A Day in the Life of a Sickler: Crisis in the ER
Growing up as a child with sickle cell didn’t prepare me for adulthood with sickle cell, as a Black woman. When having a crisis as a child, I always skipped the emergency department line and was treated expeditiously. Whatever medicine concoction I requested was given right away, and bedside manner was at an all-time high. I was convinced that I would be okay during the most vulnerable and painful moments of my life. Fast forward 15 plus years and an opioid epidemic later, reliable healthcare was no longer my truth. My experience from several hospitals created a different narrative with healthcare professionals than I had as a child. Prejudice, racism, and medical neglect became part of my new norm. From the start of my college career until the present day, anytime I go to an emergency department (ED), I wear college paraphernalia. I did this in hopes that the doctors would decrease their judgment about me and notice that I am educated and not an opioid addict; many times, it didn’t work.
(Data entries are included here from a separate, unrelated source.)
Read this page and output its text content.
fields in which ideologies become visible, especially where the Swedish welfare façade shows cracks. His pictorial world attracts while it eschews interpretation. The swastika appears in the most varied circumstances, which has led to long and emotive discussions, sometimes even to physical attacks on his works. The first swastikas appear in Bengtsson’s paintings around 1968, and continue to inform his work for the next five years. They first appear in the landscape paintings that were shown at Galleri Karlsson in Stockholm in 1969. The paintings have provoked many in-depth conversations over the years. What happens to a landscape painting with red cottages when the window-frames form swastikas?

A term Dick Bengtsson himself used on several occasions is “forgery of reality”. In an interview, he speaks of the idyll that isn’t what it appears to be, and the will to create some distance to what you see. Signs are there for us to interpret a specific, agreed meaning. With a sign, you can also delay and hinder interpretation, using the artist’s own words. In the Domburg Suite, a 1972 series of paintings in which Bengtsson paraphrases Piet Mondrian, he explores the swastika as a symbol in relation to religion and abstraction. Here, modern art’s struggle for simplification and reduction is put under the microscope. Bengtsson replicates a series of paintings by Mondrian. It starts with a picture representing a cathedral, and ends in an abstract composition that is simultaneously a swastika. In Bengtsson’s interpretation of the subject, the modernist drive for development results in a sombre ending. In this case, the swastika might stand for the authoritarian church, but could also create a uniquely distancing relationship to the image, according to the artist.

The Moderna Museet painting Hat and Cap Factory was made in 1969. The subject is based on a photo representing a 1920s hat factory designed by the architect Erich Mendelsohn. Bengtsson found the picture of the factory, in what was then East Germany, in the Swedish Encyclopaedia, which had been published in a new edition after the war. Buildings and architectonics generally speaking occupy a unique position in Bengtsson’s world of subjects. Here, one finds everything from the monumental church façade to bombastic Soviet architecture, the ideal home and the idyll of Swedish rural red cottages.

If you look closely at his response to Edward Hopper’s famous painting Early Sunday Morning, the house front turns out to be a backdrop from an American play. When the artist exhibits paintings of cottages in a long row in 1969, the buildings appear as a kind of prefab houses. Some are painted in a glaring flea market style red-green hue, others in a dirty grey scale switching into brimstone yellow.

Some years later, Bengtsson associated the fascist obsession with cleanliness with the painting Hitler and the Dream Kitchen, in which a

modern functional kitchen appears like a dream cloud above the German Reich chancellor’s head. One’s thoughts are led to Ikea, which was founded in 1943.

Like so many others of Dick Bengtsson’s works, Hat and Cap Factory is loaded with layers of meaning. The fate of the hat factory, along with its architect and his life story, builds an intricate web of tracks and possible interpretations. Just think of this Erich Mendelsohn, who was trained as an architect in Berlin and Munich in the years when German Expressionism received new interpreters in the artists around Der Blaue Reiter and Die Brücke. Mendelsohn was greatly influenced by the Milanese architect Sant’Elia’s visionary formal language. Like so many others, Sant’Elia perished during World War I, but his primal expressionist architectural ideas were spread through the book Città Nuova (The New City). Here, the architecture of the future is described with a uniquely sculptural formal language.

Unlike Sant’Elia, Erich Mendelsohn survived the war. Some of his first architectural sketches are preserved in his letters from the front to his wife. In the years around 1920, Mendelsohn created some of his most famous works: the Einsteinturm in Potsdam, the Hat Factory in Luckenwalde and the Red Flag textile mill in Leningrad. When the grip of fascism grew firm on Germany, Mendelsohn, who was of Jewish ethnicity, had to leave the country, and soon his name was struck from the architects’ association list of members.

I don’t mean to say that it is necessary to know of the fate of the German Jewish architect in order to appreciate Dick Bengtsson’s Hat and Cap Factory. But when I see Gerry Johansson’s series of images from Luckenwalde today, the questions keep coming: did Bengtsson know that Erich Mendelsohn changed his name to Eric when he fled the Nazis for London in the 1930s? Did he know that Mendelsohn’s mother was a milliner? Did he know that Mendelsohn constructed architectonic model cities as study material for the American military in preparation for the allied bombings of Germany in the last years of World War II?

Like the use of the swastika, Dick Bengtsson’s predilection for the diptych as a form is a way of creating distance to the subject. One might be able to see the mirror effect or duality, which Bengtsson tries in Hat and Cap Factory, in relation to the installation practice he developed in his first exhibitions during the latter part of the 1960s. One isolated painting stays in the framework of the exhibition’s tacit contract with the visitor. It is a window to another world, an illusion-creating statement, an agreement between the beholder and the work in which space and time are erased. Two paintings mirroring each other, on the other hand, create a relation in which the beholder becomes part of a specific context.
Due to the opioid epidemic in America, sickle cell patients are prejudged for abusing opioid pain medicine during sickle cell crisis, making that their main reason for coming to the ED. To add on to this judgment, many physicians believe that Black women can tolerate higher pain levels than anyone else, therefore, decreasing the need for medical attention. As a result, the medications that were once given with no hesitation or doubt were no longer offered as an option or without a fight. Trips to the ED consisted of arguments with the doctors on call and being left in pain while lying on a bed in the hallway for 10 or more hours. During one visit, I asked a physician if I could get an IV to continue fluids to make sure that I wouldn’t be dehydrated while waiting for pain meds. He responded that I could drink cups of water, and he would only give me ibuprofen and dilaudid (opioid) by mouth. Despite me telling him that I had these medicines with me currently and it wasn’t improving my pain levels, he was adamant about making this my only treatment. I left this hospital at a level of 12/10 pain. I had to leave New York to travel to another hospital in New Jersey for proper treatment.
I have countless negative experiences with physicians, whether in the ED or while being hospitalized, who never took my pain levels as my truth. If I used my coping mechanisms of remaining calm and taking deep breaths, the assumption is that I’m not in enough pain. If I don’t use a coping method and I come crying aloud, and in distress, I am faking it or overreacting. The best bedside manner and physician care only come from those who have loved ones with sickle cell or are part of the sickle cell community themselves. In my early 20s, I had a nurse who was in an NYU program to become a nurse practitioner. She had sickle cell, and for the first time in my entire adulthood, I didn’t have to advocate for myself but knew I was in the hands of someone who completely understood my pain. After my experience with that nurse, it became evident that one of the main ways to reverse the lack of care given to sickle cell patients, especially regarding black women, would be to increase the number of physicians and healthcare professionals in the medical field who have firsthand experiences with Sickle Cell Anemia. It is my hope and goal to raise funding for fellow sickle cell warriors who want to further their practice in the medical field. Until then, we have to continue to be knowledgeable about our rights as patients, partner up with good hematologists, know our bodies, and continue to advocate for ourselves and each other.